Almost every day new data about the composition of microbiomes are published. Many of these studies analyse the human microbiome, but also environmental samples.
Today we have the ability to sequence microbiomes in much more depth than a couple of years ago. Looking deeper sheds light on an important point: Contamination! In the very interesting publication of Salter et al. they could show that contaminating DNA is present in DNA extraction kits and other lab reagents.

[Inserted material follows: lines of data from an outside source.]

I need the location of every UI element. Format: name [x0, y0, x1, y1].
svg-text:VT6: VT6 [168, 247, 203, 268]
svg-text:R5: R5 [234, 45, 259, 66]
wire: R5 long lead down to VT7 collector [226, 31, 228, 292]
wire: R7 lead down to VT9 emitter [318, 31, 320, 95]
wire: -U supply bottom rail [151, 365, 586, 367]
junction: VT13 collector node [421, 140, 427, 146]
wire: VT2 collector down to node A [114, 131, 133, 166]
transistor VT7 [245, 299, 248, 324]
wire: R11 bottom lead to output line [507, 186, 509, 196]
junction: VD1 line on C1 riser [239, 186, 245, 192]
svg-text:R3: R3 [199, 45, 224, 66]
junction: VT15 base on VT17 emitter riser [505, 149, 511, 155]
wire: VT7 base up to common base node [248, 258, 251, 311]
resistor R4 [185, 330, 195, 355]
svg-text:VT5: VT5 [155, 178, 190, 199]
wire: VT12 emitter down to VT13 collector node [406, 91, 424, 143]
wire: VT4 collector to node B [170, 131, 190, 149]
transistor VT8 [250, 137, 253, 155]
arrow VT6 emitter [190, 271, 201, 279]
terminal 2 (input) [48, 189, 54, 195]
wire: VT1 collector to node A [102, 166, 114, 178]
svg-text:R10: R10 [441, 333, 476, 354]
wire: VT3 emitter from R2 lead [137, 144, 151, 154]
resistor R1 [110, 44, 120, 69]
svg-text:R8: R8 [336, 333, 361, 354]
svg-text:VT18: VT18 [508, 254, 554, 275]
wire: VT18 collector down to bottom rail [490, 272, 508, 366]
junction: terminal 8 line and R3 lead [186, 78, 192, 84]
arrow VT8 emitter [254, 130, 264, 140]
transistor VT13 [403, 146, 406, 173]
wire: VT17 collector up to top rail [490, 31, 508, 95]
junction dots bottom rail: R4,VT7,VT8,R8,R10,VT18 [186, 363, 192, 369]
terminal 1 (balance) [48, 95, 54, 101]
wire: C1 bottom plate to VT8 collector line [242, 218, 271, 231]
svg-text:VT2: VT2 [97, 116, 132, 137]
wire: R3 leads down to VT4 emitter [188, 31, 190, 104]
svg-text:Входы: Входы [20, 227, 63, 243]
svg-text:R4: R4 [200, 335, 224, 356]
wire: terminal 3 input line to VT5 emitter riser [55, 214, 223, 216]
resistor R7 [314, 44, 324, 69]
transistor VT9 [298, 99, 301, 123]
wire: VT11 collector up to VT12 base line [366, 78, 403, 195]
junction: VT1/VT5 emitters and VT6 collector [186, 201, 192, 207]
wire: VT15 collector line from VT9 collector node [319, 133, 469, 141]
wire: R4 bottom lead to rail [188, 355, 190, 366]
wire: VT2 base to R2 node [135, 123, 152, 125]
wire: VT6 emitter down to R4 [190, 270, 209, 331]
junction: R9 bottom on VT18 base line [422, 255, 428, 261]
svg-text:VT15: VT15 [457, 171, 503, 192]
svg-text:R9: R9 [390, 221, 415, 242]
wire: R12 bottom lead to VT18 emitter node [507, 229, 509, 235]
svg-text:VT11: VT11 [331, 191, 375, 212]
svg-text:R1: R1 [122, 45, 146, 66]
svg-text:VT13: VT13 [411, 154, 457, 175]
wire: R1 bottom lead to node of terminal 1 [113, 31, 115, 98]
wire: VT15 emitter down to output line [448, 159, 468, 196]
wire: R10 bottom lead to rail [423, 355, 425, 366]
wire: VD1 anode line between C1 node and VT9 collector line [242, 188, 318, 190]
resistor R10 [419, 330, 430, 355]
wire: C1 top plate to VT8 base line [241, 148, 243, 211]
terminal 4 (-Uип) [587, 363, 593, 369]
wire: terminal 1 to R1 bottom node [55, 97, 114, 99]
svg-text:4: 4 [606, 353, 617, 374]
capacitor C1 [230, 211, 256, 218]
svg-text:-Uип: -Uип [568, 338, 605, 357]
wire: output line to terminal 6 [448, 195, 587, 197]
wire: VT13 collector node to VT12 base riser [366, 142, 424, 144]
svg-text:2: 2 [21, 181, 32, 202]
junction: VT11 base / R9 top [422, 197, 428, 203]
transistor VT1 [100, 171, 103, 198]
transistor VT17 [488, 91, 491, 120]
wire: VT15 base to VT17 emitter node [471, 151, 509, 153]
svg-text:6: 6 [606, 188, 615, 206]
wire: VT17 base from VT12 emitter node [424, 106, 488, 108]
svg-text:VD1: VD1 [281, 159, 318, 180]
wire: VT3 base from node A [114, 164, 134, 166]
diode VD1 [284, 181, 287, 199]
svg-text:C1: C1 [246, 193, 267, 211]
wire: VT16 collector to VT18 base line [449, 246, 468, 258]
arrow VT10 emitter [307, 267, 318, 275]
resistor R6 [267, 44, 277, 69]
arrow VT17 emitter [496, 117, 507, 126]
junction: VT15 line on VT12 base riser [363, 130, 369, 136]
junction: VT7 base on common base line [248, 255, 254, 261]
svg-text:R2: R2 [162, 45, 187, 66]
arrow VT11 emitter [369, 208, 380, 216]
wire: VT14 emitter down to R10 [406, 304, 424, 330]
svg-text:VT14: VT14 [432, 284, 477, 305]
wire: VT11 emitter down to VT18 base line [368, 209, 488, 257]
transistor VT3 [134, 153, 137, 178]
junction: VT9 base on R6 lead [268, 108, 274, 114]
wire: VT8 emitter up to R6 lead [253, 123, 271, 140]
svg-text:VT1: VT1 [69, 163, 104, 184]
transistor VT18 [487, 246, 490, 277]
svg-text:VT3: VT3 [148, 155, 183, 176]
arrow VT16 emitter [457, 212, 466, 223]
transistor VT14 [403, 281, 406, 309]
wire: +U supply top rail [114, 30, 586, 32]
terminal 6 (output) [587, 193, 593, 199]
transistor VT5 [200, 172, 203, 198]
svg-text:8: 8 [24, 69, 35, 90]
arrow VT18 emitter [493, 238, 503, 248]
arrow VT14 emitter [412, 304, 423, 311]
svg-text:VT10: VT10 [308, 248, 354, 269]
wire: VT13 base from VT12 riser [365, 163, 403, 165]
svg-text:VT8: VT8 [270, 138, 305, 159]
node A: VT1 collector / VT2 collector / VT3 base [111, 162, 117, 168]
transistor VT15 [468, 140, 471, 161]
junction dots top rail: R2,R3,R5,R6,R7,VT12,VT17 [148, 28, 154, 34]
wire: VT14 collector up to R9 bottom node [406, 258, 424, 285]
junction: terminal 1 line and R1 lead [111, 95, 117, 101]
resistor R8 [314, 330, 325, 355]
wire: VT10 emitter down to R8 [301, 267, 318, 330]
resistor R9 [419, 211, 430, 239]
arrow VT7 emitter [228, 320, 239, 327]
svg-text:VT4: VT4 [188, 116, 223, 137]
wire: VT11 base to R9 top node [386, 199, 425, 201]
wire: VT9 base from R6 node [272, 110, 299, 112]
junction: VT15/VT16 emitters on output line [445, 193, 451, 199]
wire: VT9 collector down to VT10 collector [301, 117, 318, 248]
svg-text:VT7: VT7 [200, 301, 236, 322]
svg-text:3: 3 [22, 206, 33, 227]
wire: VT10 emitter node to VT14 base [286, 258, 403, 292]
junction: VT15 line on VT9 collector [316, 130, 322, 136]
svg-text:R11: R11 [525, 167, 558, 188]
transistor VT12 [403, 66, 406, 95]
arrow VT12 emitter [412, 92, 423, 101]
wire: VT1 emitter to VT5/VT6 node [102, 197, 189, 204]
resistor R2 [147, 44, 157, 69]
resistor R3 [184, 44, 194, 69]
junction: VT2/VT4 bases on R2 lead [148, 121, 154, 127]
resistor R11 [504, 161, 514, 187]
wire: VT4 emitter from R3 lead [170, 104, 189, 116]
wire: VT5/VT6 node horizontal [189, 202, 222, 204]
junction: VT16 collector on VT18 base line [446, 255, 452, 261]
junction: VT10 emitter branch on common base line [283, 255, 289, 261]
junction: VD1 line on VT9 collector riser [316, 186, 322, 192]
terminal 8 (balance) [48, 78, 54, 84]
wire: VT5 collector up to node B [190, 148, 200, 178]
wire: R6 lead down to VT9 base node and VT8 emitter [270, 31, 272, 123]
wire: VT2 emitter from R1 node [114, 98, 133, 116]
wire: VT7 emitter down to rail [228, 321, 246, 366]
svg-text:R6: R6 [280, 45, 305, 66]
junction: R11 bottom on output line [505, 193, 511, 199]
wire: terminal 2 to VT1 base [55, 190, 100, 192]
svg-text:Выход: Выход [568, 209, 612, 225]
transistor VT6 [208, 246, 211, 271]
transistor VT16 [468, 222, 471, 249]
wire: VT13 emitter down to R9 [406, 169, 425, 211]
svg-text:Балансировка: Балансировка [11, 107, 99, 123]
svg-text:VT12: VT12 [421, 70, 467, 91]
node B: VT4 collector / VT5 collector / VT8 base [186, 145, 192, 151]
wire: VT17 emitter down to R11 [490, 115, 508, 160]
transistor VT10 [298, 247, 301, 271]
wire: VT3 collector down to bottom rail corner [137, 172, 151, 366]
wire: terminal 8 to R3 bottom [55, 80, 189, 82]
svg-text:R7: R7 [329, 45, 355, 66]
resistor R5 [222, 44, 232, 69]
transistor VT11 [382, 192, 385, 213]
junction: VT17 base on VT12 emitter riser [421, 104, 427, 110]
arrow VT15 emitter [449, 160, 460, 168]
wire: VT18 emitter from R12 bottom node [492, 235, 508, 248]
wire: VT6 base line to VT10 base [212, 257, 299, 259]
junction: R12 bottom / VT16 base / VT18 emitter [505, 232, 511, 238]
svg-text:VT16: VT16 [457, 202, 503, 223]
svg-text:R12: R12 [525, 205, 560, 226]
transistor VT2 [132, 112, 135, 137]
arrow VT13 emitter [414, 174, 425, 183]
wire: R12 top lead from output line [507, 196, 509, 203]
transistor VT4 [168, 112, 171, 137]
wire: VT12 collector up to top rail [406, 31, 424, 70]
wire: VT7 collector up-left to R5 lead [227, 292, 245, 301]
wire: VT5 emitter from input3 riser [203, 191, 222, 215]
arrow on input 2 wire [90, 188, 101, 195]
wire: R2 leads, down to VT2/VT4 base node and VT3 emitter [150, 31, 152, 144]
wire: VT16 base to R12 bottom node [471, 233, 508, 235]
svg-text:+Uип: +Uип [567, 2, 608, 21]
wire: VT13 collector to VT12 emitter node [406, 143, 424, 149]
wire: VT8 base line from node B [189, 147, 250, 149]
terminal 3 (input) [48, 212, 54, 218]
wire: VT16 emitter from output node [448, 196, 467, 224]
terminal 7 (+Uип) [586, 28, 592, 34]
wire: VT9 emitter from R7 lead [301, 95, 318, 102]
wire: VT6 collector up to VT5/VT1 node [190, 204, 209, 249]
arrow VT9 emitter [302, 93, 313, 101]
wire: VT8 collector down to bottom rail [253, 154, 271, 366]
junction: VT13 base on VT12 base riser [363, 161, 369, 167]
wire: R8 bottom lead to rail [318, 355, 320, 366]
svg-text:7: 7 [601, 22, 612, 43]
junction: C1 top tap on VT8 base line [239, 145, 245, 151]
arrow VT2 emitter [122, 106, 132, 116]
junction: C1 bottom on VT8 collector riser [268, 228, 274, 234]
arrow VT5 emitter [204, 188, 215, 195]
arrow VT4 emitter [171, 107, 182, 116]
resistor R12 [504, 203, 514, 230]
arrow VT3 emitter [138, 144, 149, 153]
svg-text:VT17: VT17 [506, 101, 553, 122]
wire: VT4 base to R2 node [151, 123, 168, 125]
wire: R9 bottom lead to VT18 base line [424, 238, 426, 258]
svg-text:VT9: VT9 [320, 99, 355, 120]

The researchers sent dilutions of pure cultures of Salmonella bongori to three different institutes for DNA extraction and PCR, followed by sequencing on Illumina MiSeq. While S. bongori was the only organism identified in the undiluted samples, contaminating bacteria increased in relative abundance with higher degrees of dilution, and finally became dominant after the fifth dilution.
They did a similar analysis performing shotgun metagenomics of a pure S. bongori culture. This time, they used four different DNA extraction kits. Again, they saw that contamination increased with the degree of dilution, with contamination being the predominant feature after the fourth dilution. Also, they could show that each kit gave a different bacterial profile.
They also report on a study on the nasopharyngeal microbiota of children, analyzed over 2 years. They could show that using 4 different DNA extraction kits over time led to the false conclusion that differences in the microbial spectrum were associated with age. When DNA extraction was repeated on original samples using a different kit lot, the OTUs previously identified as contaminants were no longer detected.
In conclusion, contamination affected both 16S and metagenomic shotgun sequencing projects and was especially critical for samples with low biomass. Salter et al. present a list of potential contaminating organisms, as well as recommendations on how to cope with this problem. One recommendation is very obvious, and very effective: use negative controls!
Altogether, we should be very careful in planning our experiments in order to deliver results instead of artefacts. Especially, we need to be very careful when interpreting the data!